Hello everyone, welcome to the first Upheaval subscriber community thread. Thanks very much to all of you who have offered your generous support and already subscribed. Far more people chose the annual option than I’d anticipated, which is an inspiring vote of confidence that I truly appreciate.
People are still in the process of signing up (the 20% lifetime discount ends Monday: tell all your friends!), so I don’t know what the turnout will be for this thread. But I encourage you all to participate. I’m going to keep recommending readings in each of these threads, but that doesn’t mean you have to talk about them. You can recommend your own suggestions (I’m especially interested in seeing suggestions of other Substack writers’ work, including your own if it’s relevant). Offer any thoughts you may have on issues that you think are important or have gone unnoticed. Raise any questions or feedback you may have. I’ll be checking in now and then today and over the weekend to join in, and am genuinely interested in what you have to say.
Please be civil with each other. So far I haven’t engaged in any moderation, but I will step in if necessary if people cross the line in terms of personal attacks on others. You can always do that on Twitter.
Why the heck Douthat felt he had to frame this column around James Bond, I have no idea.
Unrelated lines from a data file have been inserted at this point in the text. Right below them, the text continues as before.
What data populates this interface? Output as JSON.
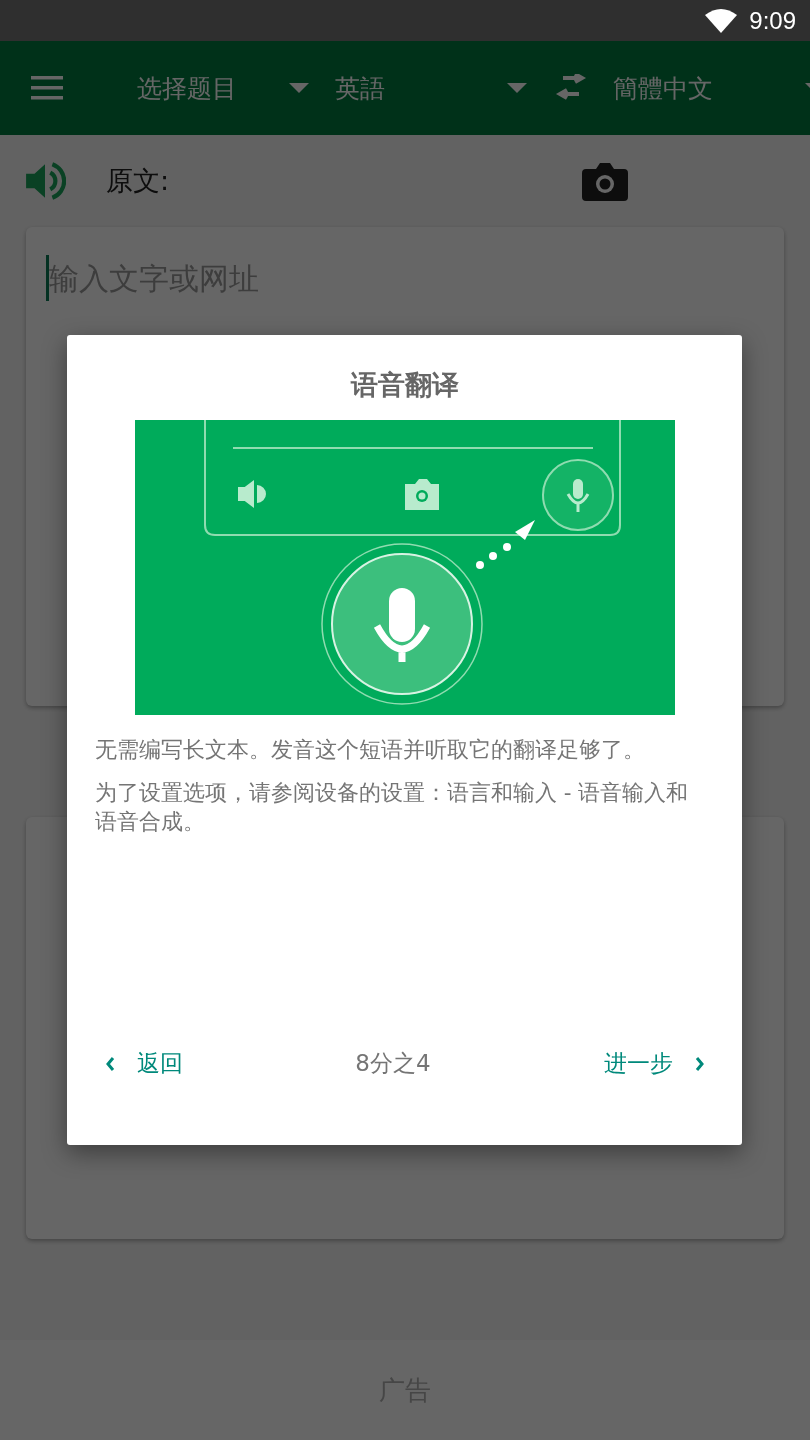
{
  "status_bar": {
    "time": "9:09"
  },
  "toolbar": {
    "topic": "选择题目",
    "source_language": "英語",
    "target_language": "簡體中文"
  },
  "source": {
    "label": "原文:",
    "placeholder": "输入文字或网址"
  },
  "ad": {
    "label": "广告"
  },
  "dialog": {
    "title": "语音翻译",
    "paragraphs": [
      "无需编写长文本。发音这个短语并听取它的翻译足够了。",
      "为了设置选项，请参阅设备的设置：语言和输入 - 语音输入和语音合成。"
    ],
    "back": "返回",
    "page": "8分之4",
    "next": "进一步"
  }
}
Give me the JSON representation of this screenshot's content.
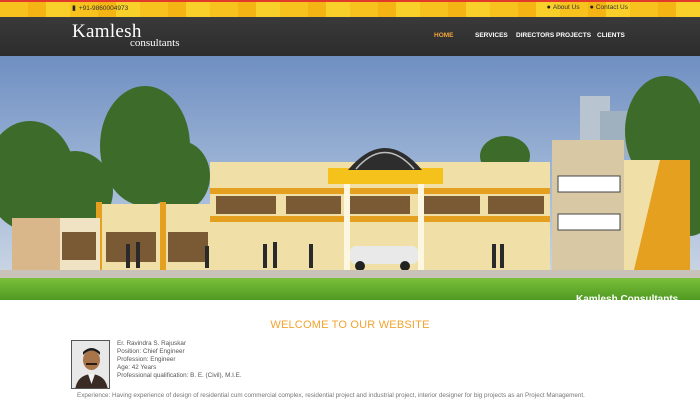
{
  "topbar": {
    "phone": "+91-9860004973",
    "links": [
      {
        "label": "About Us",
        "icon": "user-icon"
      },
      {
        "label": "Contact Us",
        "icon": "user-icon"
      }
    ]
  },
  "brand": {
    "name_line1": "Kamlesh",
    "name_line2": "consultants"
  },
  "nav": {
    "items": [
      {
        "label": "HOME",
        "active": true
      },
      {
        "label": "SERVICES",
        "active": false
      },
      {
        "label": "DIRECTORS",
        "active": false
      },
      {
        "label": "PROJECTS",
        "active": false
      },
      {
        "label": "CLIENTS",
        "active": false
      }
    ]
  },
  "slider": {
    "caption": "Kamlesh Consultants",
    "slide_count": 3,
    "active_slide": 1
  },
  "welcome": {
    "title": "WELCOME TO OUR WEBSITE"
  },
  "profile": {
    "lines": [
      "Er. Ravindra S. Rajuskar",
      "Position: Chief Engineer",
      "Profession: Engineer",
      "Age: 42 Years",
      "Professional qualification: B. E. (Civil), M.I.E."
    ],
    "experience": "Experience: Having experience of design of residential cum commercial complex, residential project and industrial project, interior designer for big projects as an Project Management."
  },
  "colors": {
    "accent": "#f3a32e",
    "topbar": "#f7c21d",
    "navbar": "#333333"
  }
}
I think he’s just really into movies, because this isn’t about 007. It’s about confused and uncertain views about China on the American political left and right that have emerged because “as it became clear that the opening to China was not leading to political liberalization, and as its socioeconomic costs to the American heartland became clear as well, there was an ideological scrambling that hasn’t ended yet.”
In his paragraphs on the right, he writes:
The right includes several tendencies as well. There’s a Cold War 2.0 mentality, which fears China as a sweeping ideological threat, a fusion of old-model Communism with 21st-century surveillance technology that promises to make totalitarianism great again. There’s a realist perspective that regards China as a traditional great-power rival and focuses on military containment. And there’s a view that sees China and the United States as actually converging in decadence — with similar problems, from declining birthrates to social inequalities to internet-mediated unhappiness.
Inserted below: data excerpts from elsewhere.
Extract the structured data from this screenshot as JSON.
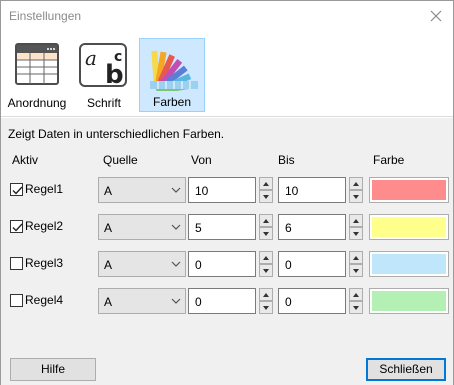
{
  "window": {
    "title": "Einstellungen"
  },
  "ribbon": {
    "buttons": [
      {
        "label": "Anordnung",
        "icon": "table-layout-icon",
        "active": false
      },
      {
        "label": "Schrift",
        "icon": "font-icon",
        "active": false
      },
      {
        "label": "Farben",
        "icon": "color-palette-icon",
        "active": true
      }
    ]
  },
  "description": "Zeigt Daten in unterschiedlichen Farben.",
  "headers": {
    "aktiv": "Aktiv",
    "quelle": "Quelle",
    "von": "Von",
    "bis": "Bis",
    "farbe": "Farbe"
  },
  "rules": [
    {
      "label": "Regel1",
      "checked": true,
      "quelle": "A",
      "von": "10",
      "bis": "10",
      "color": "#ff8c8c"
    },
    {
      "label": "Regel2",
      "checked": true,
      "quelle": "A",
      "von": "5",
      "bis": "6",
      "color": "#ffff8c"
    },
    {
      "label": "Regel3",
      "checked": false,
      "quelle": "A",
      "von": "0",
      "bis": "0",
      "color": "#bfe6fb"
    },
    {
      "label": "Regel4",
      "checked": false,
      "quelle": "A",
      "von": "0",
      "bis": "0",
      "color": "#b4f0b4"
    }
  ],
  "buttons": {
    "help": "Hilfe",
    "close": "Schließen"
  }
}
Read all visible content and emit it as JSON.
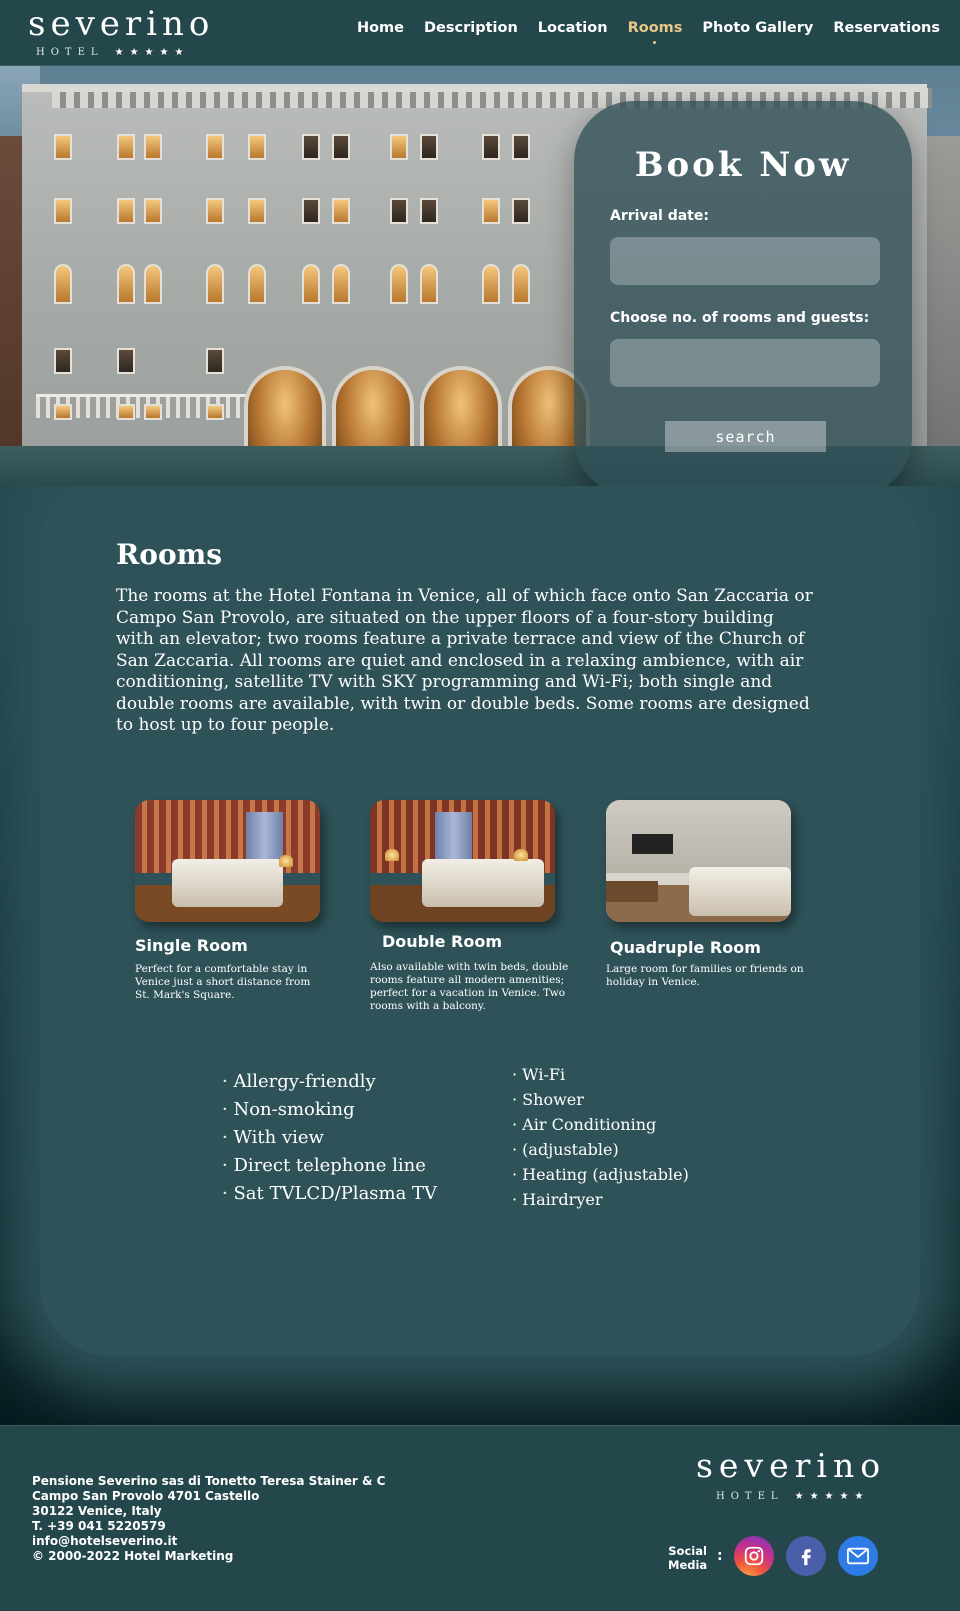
{
  "brand": {
    "name": "severino",
    "sub": "HOTEL",
    "stars": "★★★★★"
  },
  "nav": {
    "items": [
      {
        "label": "Home"
      },
      {
        "label": "Description"
      },
      {
        "label": "Location"
      },
      {
        "label": "Rooms",
        "active": true
      },
      {
        "label": "Photo Gallery"
      },
      {
        "label": "Reservations"
      }
    ]
  },
  "booking": {
    "title": "Book Now",
    "arrival_label": "Arrival date:",
    "arrival_value": "",
    "guests_label": "Choose no. of rooms and guests:",
    "guests_value": "",
    "search_label": "search"
  },
  "rooms": {
    "title": "Rooms",
    "intro": "The rooms at the Hotel Fontana in Venice, all of which face onto San Zaccaria or Campo San Provolo, are situated on the upper floors of a four-story building with an elevator; two rooms feature a private terrace and view of the Church of San Zaccaria. All rooms are quiet and enclosed in a relaxing ambience, with air conditioning, satellite TV with SKY programming and Wi-Fi; both single and double rooms are available, with twin or double beds. Some rooms are designed to host up to four people.",
    "cards": [
      {
        "name": "Single Room",
        "desc": "Perfect for a comfortable stay in Venice just a short distance from St. Mark's Square."
      },
      {
        "name": "Double Room",
        "desc": "Also available with twin beds, double rooms feature all modern amenities; perfect for a vacation in Venice. Two rooms with a balcony."
      },
      {
        "name": "Quadruple Room",
        "desc": "Large room for families or friends on holiday in Venice."
      }
    ],
    "features_left": [
      "Allergy-friendly",
      "Non-smoking",
      "With view",
      "Direct telephone line",
      "Sat TVLCD/Plasma TV"
    ],
    "features_right": [
      "Wi-Fi",
      "Shower",
      "Air Conditioning",
      "(adjustable)",
      "Heating (adjustable)",
      "Hairdryer"
    ]
  },
  "footer": {
    "lines": [
      "Pensione Severino sas di Tonetto Teresa Stainer & C",
      "Campo San Provolo 4701 Castello",
      "30122 Venice, Italy",
      "T. +39 041 5220579",
      "info@hotelseverino.it",
      "© 2000-2022 Hotel Marketing"
    ],
    "social_label_1": "Social",
    "social_label_2": "Media",
    "social_colon": ":"
  },
  "colors": {
    "header_bg": "#24474c",
    "accent": "#e8c886",
    "content_bg": "#2e5258",
    "instagram": "#c3308f",
    "facebook": "#4a5fa7",
    "mail": "#2f7be6"
  }
}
But for some on the right, that last view comes with a wrinkle, where the Chinese state is almost admired for trying to act against this decadence — as in its attempt to wean young people off the “spiritual opium” of video gaming — in a way that liberal societies cannot.
That first link is to my essay in Palladium on Wang Huning, so let me clarify that I was not trying to be admiring of China, merely describe what they (or at least Wang) believe and are doing.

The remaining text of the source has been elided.